Going forward into 2025, the incoming presidential administration has continued to signal that they will raise tariffs on imports. If such tariffs are implemented, this could pressure material escalation upwards. However, the recent increase in domestic manufacturing may help mitigate the broader impacts on construction supply chains.
Source: Bureau of Labor Statistics
Labor
The heated labor market has shown more signs of easing this quarter. Cooling demand and moderated inflation have eased construction wage growth. Average hourly wages and average weekly wage growth have softened to 4.5 and 4.3 percent on the year in Q3 2024, respectively.

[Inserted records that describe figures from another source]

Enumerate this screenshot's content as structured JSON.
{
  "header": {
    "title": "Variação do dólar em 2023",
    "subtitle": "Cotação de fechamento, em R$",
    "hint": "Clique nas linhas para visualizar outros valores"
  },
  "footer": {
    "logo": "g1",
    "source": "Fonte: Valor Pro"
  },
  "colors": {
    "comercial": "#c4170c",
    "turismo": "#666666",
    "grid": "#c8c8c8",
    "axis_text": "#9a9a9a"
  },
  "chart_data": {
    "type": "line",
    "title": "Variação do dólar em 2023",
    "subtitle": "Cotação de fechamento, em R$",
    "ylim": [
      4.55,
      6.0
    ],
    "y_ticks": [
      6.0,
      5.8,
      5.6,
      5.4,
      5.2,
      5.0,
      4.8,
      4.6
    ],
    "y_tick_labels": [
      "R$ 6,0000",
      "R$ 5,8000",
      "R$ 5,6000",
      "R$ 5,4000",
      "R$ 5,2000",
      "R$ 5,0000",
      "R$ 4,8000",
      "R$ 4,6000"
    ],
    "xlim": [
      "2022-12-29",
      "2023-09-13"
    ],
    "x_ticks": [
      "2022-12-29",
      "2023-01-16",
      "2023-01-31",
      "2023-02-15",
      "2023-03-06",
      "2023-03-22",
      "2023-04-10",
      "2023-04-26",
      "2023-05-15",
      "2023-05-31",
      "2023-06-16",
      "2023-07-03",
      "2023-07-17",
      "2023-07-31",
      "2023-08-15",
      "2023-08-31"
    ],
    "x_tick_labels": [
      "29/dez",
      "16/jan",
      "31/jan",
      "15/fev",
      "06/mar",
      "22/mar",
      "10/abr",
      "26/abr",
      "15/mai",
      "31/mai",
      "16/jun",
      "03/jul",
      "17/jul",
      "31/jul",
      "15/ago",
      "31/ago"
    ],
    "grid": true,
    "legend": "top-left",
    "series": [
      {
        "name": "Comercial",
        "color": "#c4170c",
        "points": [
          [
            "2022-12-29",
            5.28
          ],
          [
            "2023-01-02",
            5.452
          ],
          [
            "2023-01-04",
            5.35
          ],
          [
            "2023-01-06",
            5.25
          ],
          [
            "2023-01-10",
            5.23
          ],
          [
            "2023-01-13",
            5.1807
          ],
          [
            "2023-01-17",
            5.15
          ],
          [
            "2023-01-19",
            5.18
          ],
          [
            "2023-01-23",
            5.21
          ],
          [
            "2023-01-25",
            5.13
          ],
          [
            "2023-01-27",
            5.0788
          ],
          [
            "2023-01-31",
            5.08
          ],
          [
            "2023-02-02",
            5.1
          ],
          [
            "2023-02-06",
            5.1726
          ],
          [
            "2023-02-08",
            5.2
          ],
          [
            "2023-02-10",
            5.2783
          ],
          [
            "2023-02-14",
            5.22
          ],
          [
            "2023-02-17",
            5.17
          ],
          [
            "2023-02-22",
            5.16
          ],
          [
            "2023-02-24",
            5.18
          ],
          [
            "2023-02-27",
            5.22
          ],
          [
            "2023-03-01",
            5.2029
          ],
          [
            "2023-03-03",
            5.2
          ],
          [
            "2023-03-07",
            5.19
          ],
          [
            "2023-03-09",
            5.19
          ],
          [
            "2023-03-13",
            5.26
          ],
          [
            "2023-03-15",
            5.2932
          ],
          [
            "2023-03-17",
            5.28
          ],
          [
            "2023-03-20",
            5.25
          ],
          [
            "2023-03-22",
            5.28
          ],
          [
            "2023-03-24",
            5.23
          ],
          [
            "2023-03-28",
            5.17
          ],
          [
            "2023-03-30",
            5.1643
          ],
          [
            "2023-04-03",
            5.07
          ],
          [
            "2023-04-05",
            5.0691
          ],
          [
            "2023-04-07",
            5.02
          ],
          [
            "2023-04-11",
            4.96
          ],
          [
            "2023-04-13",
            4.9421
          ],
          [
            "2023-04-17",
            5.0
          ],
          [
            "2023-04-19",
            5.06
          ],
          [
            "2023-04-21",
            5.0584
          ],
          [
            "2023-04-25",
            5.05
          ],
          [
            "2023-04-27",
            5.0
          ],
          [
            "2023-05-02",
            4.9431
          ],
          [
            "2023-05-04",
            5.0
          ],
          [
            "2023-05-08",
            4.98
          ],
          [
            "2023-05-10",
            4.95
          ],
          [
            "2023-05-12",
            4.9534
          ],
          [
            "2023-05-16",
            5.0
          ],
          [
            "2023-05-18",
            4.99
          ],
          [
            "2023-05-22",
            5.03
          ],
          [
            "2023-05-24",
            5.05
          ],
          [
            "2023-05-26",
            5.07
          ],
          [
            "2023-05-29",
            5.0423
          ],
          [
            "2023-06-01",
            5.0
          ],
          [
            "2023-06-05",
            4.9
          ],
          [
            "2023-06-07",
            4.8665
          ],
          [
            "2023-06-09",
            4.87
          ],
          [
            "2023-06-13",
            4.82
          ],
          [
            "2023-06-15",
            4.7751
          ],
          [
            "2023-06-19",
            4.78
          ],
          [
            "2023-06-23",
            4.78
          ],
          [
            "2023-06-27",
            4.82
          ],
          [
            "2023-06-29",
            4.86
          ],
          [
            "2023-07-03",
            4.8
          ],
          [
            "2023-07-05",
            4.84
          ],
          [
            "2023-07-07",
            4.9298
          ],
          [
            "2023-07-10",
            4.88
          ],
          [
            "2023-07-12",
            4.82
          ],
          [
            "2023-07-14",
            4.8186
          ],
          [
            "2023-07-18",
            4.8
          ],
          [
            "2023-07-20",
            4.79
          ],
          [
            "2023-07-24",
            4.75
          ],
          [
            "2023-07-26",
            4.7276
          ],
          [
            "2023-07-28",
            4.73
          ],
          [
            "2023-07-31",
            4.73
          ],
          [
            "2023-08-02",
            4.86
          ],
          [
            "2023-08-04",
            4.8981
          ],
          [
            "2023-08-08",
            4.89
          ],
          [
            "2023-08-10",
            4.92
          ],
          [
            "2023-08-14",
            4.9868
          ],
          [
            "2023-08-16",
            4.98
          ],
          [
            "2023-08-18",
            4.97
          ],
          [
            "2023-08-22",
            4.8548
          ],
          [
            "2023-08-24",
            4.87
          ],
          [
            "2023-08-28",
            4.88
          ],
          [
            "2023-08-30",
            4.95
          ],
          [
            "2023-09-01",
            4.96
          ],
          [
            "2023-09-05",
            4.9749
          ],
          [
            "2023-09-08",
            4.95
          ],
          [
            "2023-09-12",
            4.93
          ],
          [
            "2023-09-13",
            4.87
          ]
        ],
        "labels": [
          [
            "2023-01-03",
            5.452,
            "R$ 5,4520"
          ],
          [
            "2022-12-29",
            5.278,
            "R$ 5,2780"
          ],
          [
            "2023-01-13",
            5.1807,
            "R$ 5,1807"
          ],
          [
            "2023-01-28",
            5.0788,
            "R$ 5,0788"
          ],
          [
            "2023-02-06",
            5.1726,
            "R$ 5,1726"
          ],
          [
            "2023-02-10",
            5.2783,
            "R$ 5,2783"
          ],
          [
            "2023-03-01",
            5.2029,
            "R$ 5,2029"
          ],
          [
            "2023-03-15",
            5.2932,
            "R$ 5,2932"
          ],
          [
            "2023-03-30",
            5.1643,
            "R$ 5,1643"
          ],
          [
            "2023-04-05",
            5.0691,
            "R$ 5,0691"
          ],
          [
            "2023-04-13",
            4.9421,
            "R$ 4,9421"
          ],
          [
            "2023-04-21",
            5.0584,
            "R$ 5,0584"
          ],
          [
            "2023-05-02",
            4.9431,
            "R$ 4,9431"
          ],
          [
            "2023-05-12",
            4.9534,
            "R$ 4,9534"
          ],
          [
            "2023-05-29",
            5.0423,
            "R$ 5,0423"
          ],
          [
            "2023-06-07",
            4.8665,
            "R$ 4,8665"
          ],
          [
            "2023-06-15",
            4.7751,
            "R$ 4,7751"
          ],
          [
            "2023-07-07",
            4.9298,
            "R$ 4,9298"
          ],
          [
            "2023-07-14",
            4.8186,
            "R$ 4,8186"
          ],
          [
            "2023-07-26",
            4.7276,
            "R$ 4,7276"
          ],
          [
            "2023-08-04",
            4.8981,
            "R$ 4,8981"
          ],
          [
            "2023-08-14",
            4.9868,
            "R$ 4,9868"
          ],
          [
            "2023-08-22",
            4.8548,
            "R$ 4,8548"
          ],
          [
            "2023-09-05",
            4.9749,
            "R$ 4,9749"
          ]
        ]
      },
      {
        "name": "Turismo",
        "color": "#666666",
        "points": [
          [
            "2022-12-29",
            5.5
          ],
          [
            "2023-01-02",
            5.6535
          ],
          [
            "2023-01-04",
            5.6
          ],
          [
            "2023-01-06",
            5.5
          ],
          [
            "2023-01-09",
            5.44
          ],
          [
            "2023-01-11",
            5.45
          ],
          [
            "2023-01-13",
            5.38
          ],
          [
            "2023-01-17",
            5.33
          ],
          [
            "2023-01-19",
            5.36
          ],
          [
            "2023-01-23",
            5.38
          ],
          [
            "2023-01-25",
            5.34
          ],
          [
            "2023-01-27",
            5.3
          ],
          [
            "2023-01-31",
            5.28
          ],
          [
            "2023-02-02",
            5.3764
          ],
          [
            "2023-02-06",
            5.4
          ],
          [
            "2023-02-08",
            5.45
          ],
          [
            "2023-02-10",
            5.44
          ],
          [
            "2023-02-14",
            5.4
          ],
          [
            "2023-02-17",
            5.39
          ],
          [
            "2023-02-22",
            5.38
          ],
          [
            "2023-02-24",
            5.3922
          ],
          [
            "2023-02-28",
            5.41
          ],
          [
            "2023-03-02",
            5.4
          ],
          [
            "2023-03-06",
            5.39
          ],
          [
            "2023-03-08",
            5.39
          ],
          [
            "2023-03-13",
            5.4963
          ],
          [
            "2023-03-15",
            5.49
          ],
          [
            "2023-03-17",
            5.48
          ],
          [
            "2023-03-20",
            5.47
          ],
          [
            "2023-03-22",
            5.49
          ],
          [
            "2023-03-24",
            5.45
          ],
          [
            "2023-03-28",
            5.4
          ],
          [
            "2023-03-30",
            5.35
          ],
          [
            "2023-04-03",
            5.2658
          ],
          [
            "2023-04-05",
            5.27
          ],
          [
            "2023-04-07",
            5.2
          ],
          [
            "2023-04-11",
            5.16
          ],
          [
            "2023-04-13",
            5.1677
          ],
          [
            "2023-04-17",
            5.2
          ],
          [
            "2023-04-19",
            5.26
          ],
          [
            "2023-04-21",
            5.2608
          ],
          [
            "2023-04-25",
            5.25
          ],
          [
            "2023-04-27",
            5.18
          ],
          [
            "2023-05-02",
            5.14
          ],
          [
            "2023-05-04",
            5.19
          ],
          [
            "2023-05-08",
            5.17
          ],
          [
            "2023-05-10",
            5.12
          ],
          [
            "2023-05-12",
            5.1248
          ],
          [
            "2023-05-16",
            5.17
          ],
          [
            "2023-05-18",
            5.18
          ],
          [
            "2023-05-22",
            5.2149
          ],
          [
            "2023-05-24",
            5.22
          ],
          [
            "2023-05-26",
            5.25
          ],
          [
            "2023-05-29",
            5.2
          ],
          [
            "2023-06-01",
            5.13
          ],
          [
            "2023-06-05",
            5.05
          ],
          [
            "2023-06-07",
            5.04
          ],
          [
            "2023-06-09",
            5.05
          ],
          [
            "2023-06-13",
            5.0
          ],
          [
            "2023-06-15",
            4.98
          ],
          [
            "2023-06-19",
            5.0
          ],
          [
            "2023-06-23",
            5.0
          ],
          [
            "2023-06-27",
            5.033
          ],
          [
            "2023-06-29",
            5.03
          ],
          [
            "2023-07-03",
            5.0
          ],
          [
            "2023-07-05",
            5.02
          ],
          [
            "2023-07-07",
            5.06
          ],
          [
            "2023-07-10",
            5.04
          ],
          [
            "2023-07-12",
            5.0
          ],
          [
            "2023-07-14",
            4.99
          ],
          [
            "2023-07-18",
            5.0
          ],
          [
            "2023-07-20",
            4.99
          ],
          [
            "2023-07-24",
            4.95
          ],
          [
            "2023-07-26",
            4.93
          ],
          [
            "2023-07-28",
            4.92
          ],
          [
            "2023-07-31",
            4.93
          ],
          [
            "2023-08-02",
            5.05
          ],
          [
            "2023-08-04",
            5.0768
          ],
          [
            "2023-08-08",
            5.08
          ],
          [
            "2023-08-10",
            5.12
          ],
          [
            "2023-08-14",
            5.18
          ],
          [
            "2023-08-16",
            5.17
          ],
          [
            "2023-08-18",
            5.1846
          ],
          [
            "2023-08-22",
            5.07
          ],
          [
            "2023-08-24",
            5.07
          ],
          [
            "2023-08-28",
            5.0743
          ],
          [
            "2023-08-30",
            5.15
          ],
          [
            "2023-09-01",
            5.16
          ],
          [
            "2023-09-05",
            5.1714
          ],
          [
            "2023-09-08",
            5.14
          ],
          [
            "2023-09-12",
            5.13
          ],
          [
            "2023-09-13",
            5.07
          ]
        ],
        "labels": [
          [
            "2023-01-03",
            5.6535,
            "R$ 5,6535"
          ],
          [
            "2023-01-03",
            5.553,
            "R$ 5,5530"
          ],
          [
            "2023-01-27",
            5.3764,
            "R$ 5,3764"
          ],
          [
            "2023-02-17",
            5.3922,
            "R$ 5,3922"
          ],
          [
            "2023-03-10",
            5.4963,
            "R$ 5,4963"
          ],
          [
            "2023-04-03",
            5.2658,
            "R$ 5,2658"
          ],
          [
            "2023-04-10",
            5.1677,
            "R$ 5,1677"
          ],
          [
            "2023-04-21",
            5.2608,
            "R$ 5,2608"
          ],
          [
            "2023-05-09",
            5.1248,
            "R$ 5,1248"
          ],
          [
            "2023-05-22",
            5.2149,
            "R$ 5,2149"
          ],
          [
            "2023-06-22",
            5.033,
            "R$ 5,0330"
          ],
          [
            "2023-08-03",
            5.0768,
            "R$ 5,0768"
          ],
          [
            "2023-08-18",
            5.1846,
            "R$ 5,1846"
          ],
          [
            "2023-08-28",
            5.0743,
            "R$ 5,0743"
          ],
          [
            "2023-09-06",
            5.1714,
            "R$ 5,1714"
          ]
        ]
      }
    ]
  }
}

Hiring has also eased off and job openings in the construction sector have continued to fall, with both metrics decreasing by 1.7 and 26.8 percent on the year, respectively, in Q3 2024. This doesn’t necessarily indicate a labor force reduction, just that the appetite to take more people on has dulled slightly. Resignations have also decreased, falling by 17.1 percent on the year, suggesting employees are more cautious at leaving their current employment position and securing work elsewhere. These indicators could dampen wage growth further.
Although the difficulty of acquiring labor has gone down this quarter, skilled labor continues to be an ongoing concern for many firms. In the 2024 survey by the Associated General Contractors of America (AGC), 77 percent of firms stated that they are still having problems filling salaried and hourly craft positions, with 55 percent believing it will continue to or become harder to hire for these positions in the future.
Source: Bureau of Labor Statistics
Machinery and equipment
In Q3 2024, machinery and equipment escalation increased by 2.2 percent on the year. This overall softening of escalation can be seen by the price growth for excavators, forklifts and generators. Cranes are the exception, as their growth has had low volatility for the past five years. This decrease in equipment demand can be seen with Caterpillar, one of the largest construction equipment manufacturers. Their sales and revenue on the year is down by 4.0 percent as of Q3 2024.
Construction machinery and equipment escalation closely follow future infrastructure spending. With an easing infrastructure workload, construction machinery and equipment escalation has cooled when compared to past quarters. However, there is still public funding available for infrastructure projects in 2025. Once this funding is committed, the infrastructure workload is expected to increase again.